Introduction / Context:
This problem connects volume displacement with a rise in liquid level inside a cylindrical vessel. When a solid block is lowered into the liquid, it displaces some liquid, causing the liquid level to rise. The extra liquid level, combined with the cross sectional area of the cylinder, directly gives the volume of liquid displaced, regardless of the detailed shape of the block.

Given Data / Assumptions:

• Cylindrical vessel radius R = 6 cm.
• Initial liquid level is not needed explicitly.
• Rise in liquid level after block is inserted = 4 cm.
• No overflow of liquid occurs.
• We are asked for the volume of liquid displaced in cubic centimetres.

Concept / Approach:
In a right circular cylinder, the volume corresponding to a small change in height is equal to the base area multiplied by that change in height.

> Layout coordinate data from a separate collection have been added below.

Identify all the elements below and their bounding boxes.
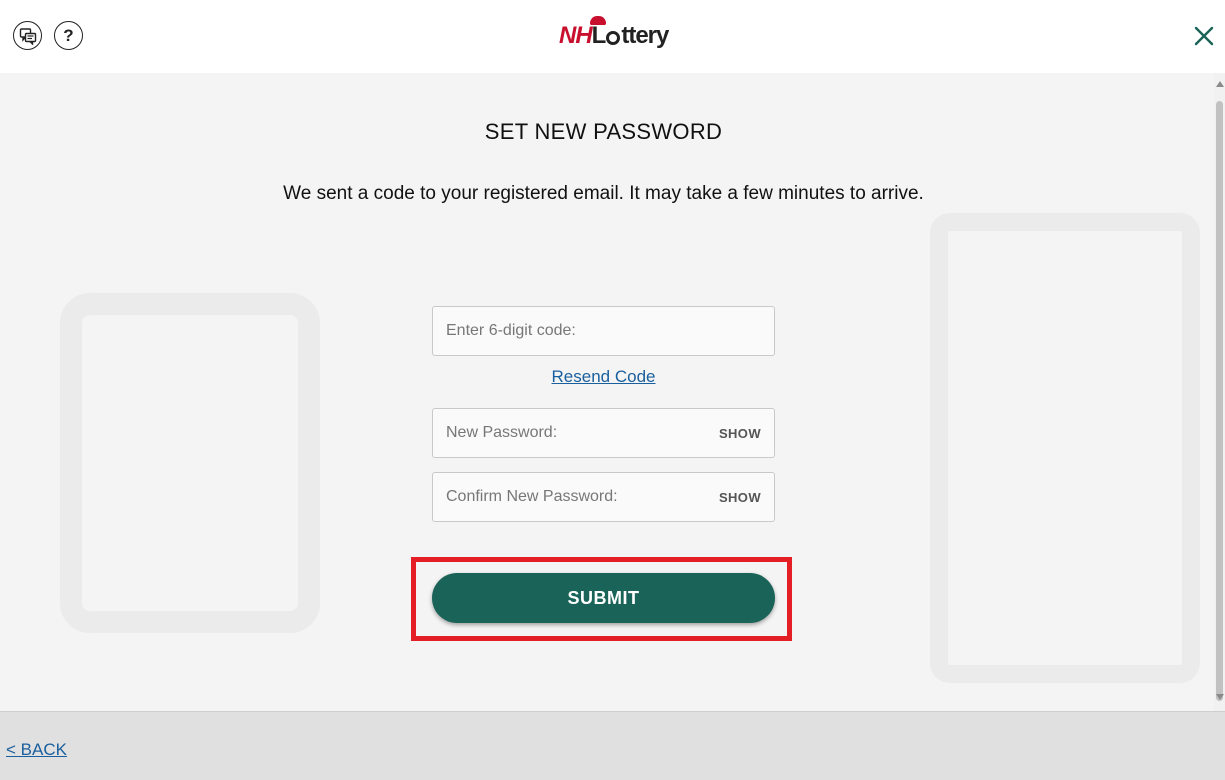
page-subtitle: We sent a code to your registered email.… — [283, 183, 924, 204]
vertical-scrollbar[interactable] — [1214, 73, 1225, 711]
show-new-password-toggle[interactable]: SHOW — [719, 426, 761, 441]
nh-lottery-logo: NH L ttery — [559, 16, 669, 52]
confirm-password-input[interactable] — [446, 488, 711, 506]
chat-button[interactable] — [13, 21, 42, 50]
code-field[interactable] — [432, 306, 775, 356]
help-icon: ? — [63, 25, 74, 45]
scroll-up-arrow-icon[interactable] — [1216, 81, 1224, 87]
background-decoration — [930, 213, 1200, 683]
submit-button[interactable]: SUBMIT — [432, 573, 775, 623]
help-button[interactable]: ? — [54, 21, 83, 50]
code-input[interactable] — [446, 322, 761, 340]
resend-code-link[interactable]: Resend Code — [432, 367, 775, 387]
new-password-input[interactable] — [446, 424, 711, 442]
new-password-field[interactable]: SHOW — [432, 408, 775, 458]
close-button[interactable] — [1192, 24, 1216, 48]
scroll-down-arrow-icon[interactable] — [1216, 694, 1224, 700]
top-bar: ? NH L ttery — [0, 0, 1225, 73]
background-decoration — [60, 293, 320, 633]
footer-bar: < BACK — [0, 711, 1225, 780]
chat-bubbles-icon — [19, 27, 36, 45]
main-content: SET NEW PASSWORD We sent a code to your … — [0, 73, 1214, 711]
scrollbar-thumb[interactable] — [1216, 101, 1223, 701]
back-link[interactable]: < BACK — [6, 740, 67, 760]
page-title: SET NEW PASSWORD — [484, 119, 723, 144]
confirm-password-field[interactable]: SHOW — [432, 472, 775, 522]
close-icon — [1194, 26, 1214, 46]
show-confirm-password-toggle[interactable]: SHOW — [719, 490, 761, 505]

The base area of a cylinder is:
Base area = π * R^2. If the height increases by h, then the additional volume is:
Volume displaced = π * R^2 * h. Here, R and h are given, so we can compute the displaced volume directly.

Step-by-Step Solution:
Step 1: Compute the base area of the cylindrical vessel. Base area = π * R^2 = π * 6^2 = π * 36. Step 2: Use the rise in height of the liquid. Rise in level h = 4 cm. Step 3: Compute the volume displaced. Volume displaced = base area * rise = π * 36 * 4. Volume displaced = 144π cubic centimetres.

Verification / Alternative check:
If we approximate π as 22 / 7, the volume becomes 144 * 22 / 7 = 3168 / 7 ≈ 452.6 cm^3. This is a reasonable volume for a modest rise of 4 cm in a vessel with radius 6 cm. The presence of the rectangular block in the problem statement simply provides the physical cause of the displacement but does not change the computation based on the cylinder geometry and the observed rise in liquid level.

Why Other Options Are Wrong:
72π corresponds to only half the correct rise in liquid level and would match a 2 cm increase instead of 4 cm.
108π corresponds to three quarters of the correct displaced volume and would result from using an incorrect height or radius.
216π and 288π are larger volumes that would require a greater rise in liquid level or a larger radius than given in the problem.

Common Pitfalls:
A common mistake is to attempt to use the dimensions of the rectangular block directly, rather than focusing on the observed rise in the cylinder. While Archimedes principle states that the volume of displaced liquid equals the volume of the submerged part of the block, the easiest route here is to work with the cylinder geometry. Another pitfall is forgetting to square the radius when computing the base area or miscalculating 6^2 as 12 rather than 36.

Final Answer:
The volume of liquid displaced in the cylindrical vessel is 144π cubic centimetres.